Although a combined list of the Left would refresh the electoral landscape, it is doubtful that the venerable Labour Party, or the Greens for that matter, could respond sufficiently quickly for the concept to impact September’s election. But what could add zest would be for a charismatic independent candidate to pick off an electorate seat on behalf of change, without cannibalising the Left’s party vote. It is essentially a trick that Peter Dunne’s been performing since 2008, but in the last election he also cost National the best part of the 13 443 party votes cast for his ‘Dunne’ United Party. In 2008 it was 20 497, but possibly fewer of those were meant for National that year. If New Zealander of the Year Dr Lance O’Sullivan, for example, were to win the seat of Northland, standing as ‘minister of Health for All New Zealanders’, there would one less list seat to be divvied up. Similarly, also in the Reader’s Digest ‘100 most trusted’ list, albeit 69 places further down, Lucy Lawless could potentially pull off the same feat in the new electorate of Kelston. Alternatively, if she played the Warrior Princess role to the hilt, she could wrest the adjoining new electorate of Upper Harbour from its hypocritical and vindictive pretender, Social Development Minister Paula Bennett—a symbolic poke in the eye of National indeed, if she were to deprive it of the on-paper safe seat.
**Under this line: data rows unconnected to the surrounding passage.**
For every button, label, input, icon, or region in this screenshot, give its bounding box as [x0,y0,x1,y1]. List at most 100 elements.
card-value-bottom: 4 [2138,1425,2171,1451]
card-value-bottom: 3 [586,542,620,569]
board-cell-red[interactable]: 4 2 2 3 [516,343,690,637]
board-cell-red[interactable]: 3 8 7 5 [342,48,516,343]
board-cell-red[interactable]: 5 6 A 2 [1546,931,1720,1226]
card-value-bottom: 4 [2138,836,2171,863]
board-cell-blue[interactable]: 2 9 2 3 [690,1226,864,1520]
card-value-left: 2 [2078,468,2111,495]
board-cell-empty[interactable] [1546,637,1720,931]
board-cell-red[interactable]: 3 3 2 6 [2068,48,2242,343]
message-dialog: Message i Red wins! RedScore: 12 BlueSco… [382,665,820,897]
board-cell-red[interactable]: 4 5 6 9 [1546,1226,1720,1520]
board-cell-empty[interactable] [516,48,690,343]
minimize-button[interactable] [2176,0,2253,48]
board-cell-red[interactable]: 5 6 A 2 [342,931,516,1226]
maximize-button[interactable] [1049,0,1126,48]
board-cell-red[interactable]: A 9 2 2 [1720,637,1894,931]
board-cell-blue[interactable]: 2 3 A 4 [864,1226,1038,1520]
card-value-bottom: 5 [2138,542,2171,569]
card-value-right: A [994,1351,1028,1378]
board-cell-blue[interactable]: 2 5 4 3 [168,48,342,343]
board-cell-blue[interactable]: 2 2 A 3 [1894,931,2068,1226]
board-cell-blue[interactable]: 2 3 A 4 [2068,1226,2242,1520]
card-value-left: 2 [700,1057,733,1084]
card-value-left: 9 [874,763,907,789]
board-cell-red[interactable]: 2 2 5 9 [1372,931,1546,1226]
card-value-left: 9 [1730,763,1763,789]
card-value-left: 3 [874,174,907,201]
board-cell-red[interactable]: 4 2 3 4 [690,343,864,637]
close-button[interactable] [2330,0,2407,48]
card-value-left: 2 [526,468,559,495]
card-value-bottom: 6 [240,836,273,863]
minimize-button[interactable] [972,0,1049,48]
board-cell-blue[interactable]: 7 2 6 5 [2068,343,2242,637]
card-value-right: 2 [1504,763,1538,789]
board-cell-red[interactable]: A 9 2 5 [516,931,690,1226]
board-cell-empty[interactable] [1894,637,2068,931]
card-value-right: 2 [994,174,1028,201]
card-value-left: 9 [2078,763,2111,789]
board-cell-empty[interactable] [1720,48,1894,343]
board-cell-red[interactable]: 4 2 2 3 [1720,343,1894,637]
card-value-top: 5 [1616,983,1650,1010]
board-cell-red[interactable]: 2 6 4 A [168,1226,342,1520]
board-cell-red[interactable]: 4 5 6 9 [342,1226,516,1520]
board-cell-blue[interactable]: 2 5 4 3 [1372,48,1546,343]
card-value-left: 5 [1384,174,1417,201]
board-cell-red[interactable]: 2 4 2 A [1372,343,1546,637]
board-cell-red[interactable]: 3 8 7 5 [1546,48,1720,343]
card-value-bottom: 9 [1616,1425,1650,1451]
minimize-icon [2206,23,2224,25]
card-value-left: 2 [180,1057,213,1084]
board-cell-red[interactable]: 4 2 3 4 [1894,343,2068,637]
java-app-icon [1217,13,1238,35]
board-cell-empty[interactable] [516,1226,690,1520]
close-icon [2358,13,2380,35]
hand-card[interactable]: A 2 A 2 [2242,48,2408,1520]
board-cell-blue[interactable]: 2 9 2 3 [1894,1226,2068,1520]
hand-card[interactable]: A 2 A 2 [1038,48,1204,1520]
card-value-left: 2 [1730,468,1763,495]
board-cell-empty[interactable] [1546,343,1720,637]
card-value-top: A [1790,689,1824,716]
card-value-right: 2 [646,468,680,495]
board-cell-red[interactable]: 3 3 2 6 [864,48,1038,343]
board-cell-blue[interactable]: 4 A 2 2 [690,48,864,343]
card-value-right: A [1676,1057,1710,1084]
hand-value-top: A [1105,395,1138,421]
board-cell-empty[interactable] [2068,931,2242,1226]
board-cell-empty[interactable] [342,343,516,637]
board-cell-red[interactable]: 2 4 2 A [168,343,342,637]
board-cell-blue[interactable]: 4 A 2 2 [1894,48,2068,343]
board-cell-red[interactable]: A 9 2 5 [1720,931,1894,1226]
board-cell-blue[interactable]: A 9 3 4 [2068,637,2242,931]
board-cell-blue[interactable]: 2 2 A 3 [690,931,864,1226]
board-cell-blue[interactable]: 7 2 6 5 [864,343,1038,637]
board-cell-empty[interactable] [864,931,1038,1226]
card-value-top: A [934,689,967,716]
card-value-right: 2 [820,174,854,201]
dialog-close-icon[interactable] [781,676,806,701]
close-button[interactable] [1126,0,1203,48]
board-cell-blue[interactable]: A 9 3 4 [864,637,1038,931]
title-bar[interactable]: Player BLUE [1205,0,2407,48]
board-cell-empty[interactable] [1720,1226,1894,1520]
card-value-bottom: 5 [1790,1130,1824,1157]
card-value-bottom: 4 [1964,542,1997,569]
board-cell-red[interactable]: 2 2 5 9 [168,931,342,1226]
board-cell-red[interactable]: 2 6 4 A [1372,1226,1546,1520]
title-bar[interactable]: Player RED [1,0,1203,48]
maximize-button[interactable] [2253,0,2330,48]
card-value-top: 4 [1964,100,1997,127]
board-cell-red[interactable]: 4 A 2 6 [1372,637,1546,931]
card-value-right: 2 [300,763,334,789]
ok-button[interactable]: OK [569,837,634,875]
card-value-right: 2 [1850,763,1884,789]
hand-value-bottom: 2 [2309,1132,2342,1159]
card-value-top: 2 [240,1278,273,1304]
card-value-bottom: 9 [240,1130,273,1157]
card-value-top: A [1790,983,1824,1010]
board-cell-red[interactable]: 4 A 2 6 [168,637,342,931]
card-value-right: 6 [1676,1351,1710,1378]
Not only has neoliberalism failed to deliver the trickledown prosperity it promised, creating in its heartless wake a gyre of impoverished, sickened and jailed lives, it has no plausible climate-action answers. If Lance O’Sullivan and Lucy Lawless, Laila Harré and Hone Harawira were successful, and the Greens and Labour were dragged kicking and screaming, neoliberalism could be swiftly vanquished and climate action could commence that would make Al Gore’s eyes water.
But for that to begin to happen, the Left should party-vote Internet–Mana, or up to 5% of the vote could be wasted, and with it, any hope of climate action for another three years.